Ces dernières semaines, Yverdon-les-Bains a supplanté la Riponne dans les esprits en tant que symbole romand des ravages de la drogue. Mais un problème de souveraineté ne se cache-t-il pas derrière cette crise ?

Nous sommes un dimanche au crépuscule, sur un parking en périphérie du centre-ville. Depuis près d’une heure, une patrouille est arrêtée près d’une voiture étrange, immatriculée en Valais et frappée du logo d’une unité américaine. Il y a là un vrai véhicule de police, de la Police Nord Vaudois pour être précis, et celui de l’agitateur public yverdonnois Ruben Ramchurn.

Si le trio dialogue depuis de longues minutes, c’est que l’ancien président de l’UDC locale a de nouveau été ciblé par les dealers qui hantent le centre-ville de la Cité thermale. Depuis son retour de l’Île Maurice ce printemps, en effet, pas un jour ne passe sans que le conseiller communal ne filme et ne documente la dégradation de la scène de la drogue locale, lourdement péjorée par l’arrivée du crack. Une activité débordante sur TikTok qui lui vaut désormais d’être pris pour cible, comme ce dimanche soir, dès que son bolide fantasque approche trop du secteur concerné.

Une crise sanitaire… et politique

À Yverdon-les-Bains, la problématique de la drogue n’en finit plus de susciter des débats particulièrement âpres depuis quelques semaines. Bien chauffée sur les réseaux sociaux en amont, l’assemblée du législatif a même pris des allures de guerre de tranchée le 12 septembre dernier.

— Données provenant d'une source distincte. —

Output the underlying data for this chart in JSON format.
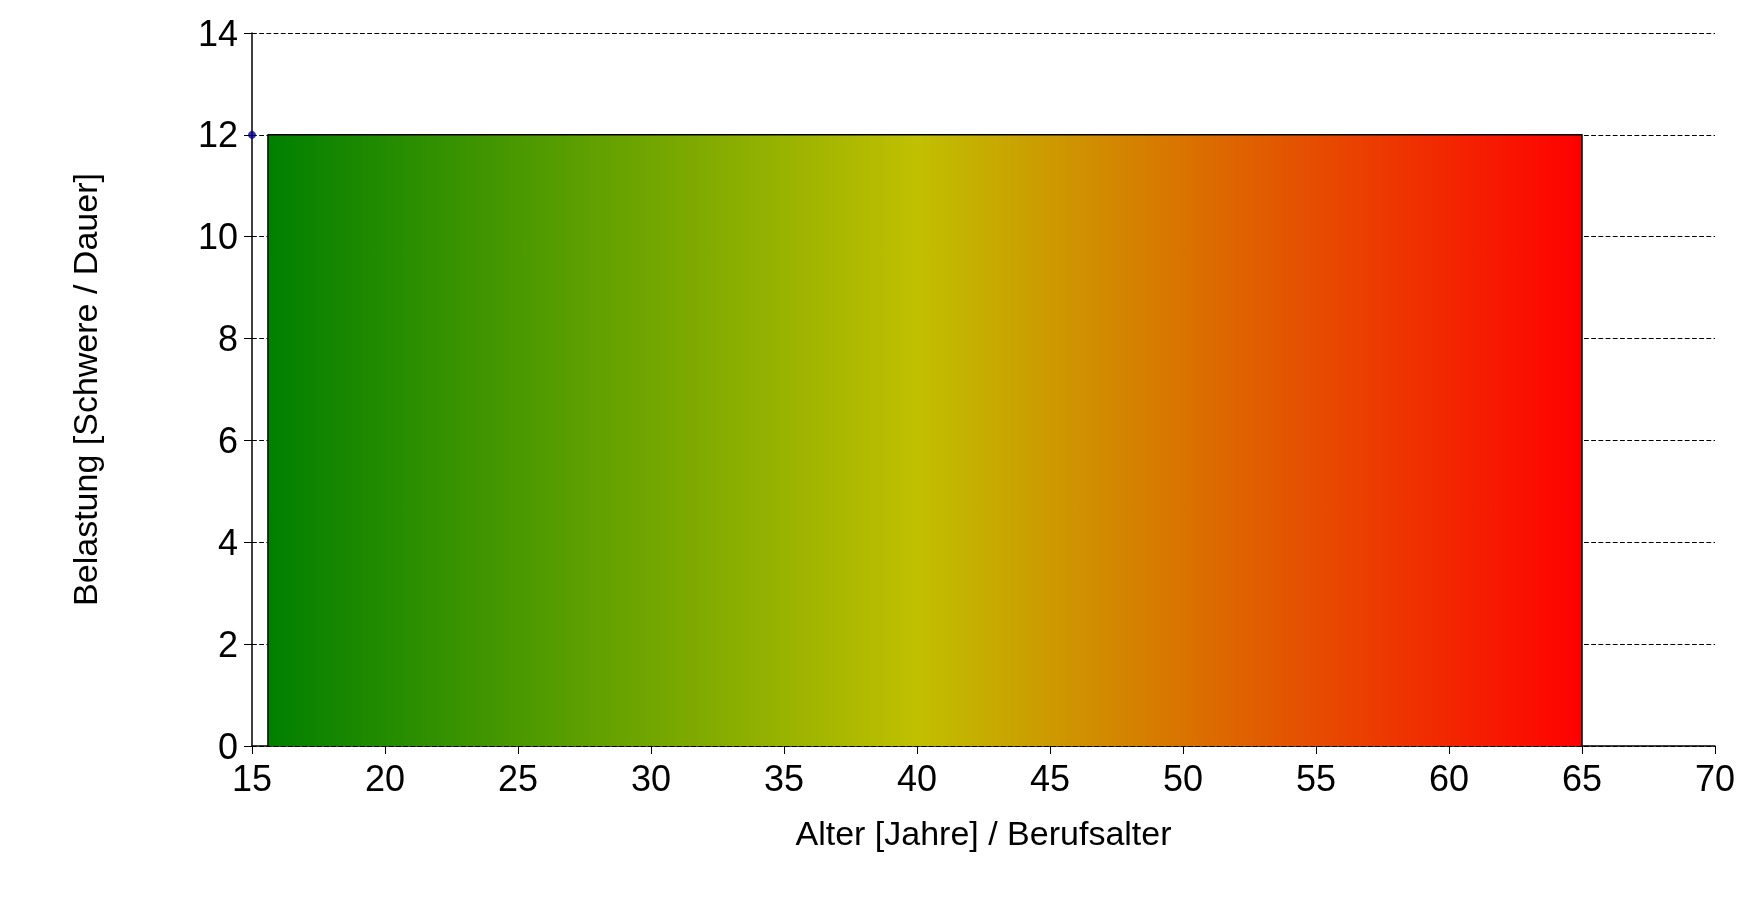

La Ville en fait assez contre les ravages du crack ? La Police cantonale doit-elle venir soutenir davantage les efforts sécuritaires régionaux, courageux mais limités ? La réponse socio-sanitaire fonctionne-t-elle comme un appel d’air ? Ruben Ramchurn lui-même n’attire-t-il pas dealers et consommateurs dans le Nord vaudois avec ses vidéos quotidiennes ?

Une question toute bête, cependant, semble souvent absente des débats : ces dealers, au juste, doit-on vraiment considérer comme une fatalité qu’ils se trouvent dans nos rues ? La plupart, en effet, sont officiellement considérés comme des touristes bénéficiant des accords de Schengen, détenteurs de passeports de « réfugiés » italiens et portugais. Face à la crise sanitaire à laquelle ils participent d’une ville à l’autre, une première réponse ne serait-elle pas de reprendre en main nos frontières ? Pour le conseiller communal socialiste Abdelmalek Saiah, là n’est pas l’enjeu.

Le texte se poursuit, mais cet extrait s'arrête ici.